Freeport Indonesia to Produce 1.1 Billion Pounds of Copper Cathode at Grasberg Mine for 2026

On 13 April 2026, Freeport Indonesia CEO Tony Wenas announced that his company is ramping up production to reach 1.1 billion pounds of copper cathode and 0.8 million ounces of gold for 2026. For 2027, the target is 1.5 billion pounds of copper cathode and 1.3 million ounces of gold.

This move is a return to normalcy after the landslide incident in September 2025. At that time, #copper world prices spiked, since this single mine accounts for nearly 4% of global output. Freeport-McMoRan (NYSE: FCX) has been involved in Indonesia since 1988, following the discovery of the Grasberg copper-gold deposit, which turned out to be one of the most profitable in the world.

After extracting and exporting copper and gold for decades, Freeport Indonesia divested its stake and transferred control to the Government of Indonesia with a 51% stake in 2018. In 2023, Jakarta issued a broad ban on the export of raw mineral ores, including copper concentrates. Only refined copper, at a minimum cathode level, can be exported.

Indonesia’s President Subianto Inaugurates Freeport’s Refinery in Gresik in 2025

Now, Indonesia boasts the world’s largest single-line copper smelter at Gresik, East Java. Hungry for copper for the buildout of AI data centers, the USA approached Indonesia to secure this critical metal.

However, Indonesia has seen this movie before with China for its nickel, one of the #CriticalMinerals needed for making batteries of Electric Vehicles, a sector where China’s ambitions to be a world leader. Led by Zhejiang Tsingshan and Jiangsu Delong, Chinese companies obtained 90% of the mining concessions and controlled 70% of the refining capacity. This large concentration in Chinese hands left Jakarta highly dependent on Chinese capital, technology, and pricing.

Therefore, Jakarta does not want the ‘China Play’ for nickel to become the ‘American Way’ for copper. Indonesia’s policy is structured to ensure ‘balance’, equity control, and upholding national interests.

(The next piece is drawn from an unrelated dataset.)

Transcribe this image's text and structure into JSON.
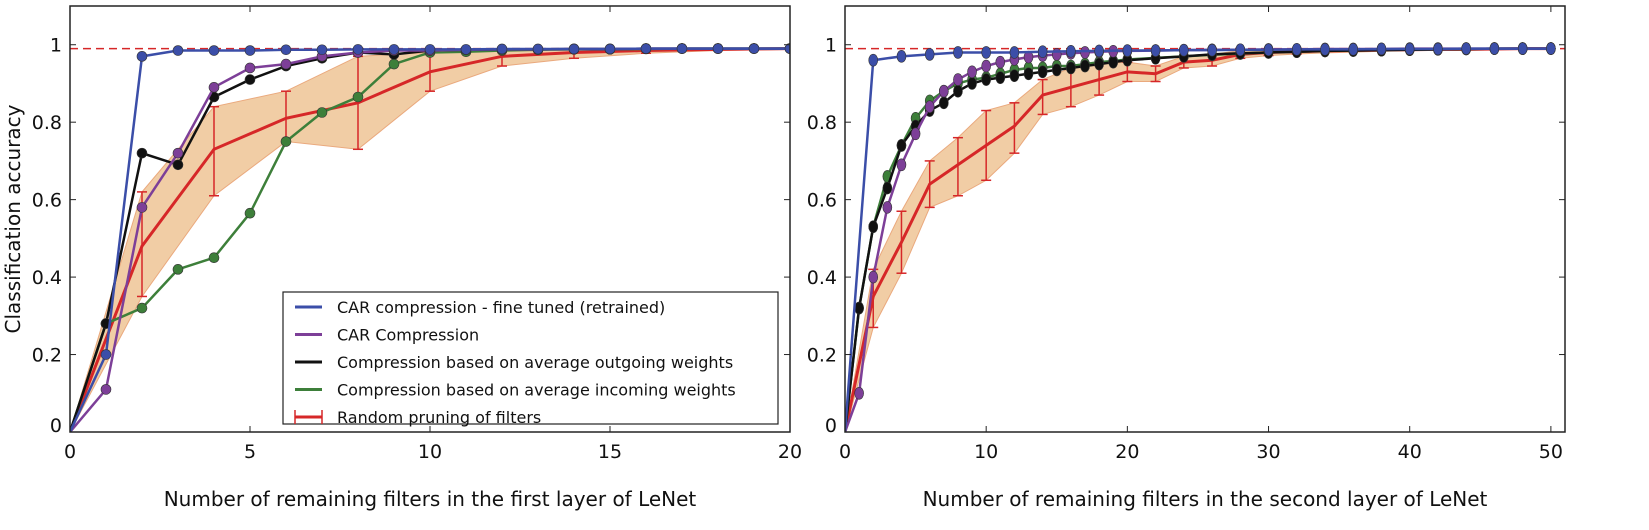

However, many challenges lie ahead. First, the government must strike the right balance between strategic control and commercial attractiveness to avoid scaring away further investment. In addition, communities living near mining operations have voiced concerns about environmental degradation.

In other words, Indonesia must navigate judiciously between the two superpowers and assert its mineral sovereignty. Critics have called the new policy ‘resource nationalism’, but Indonesia is leading the way on how to get a fair share of a mining deal. The race for #CriticalMinerals is full on and now is the time to cash in on the boom.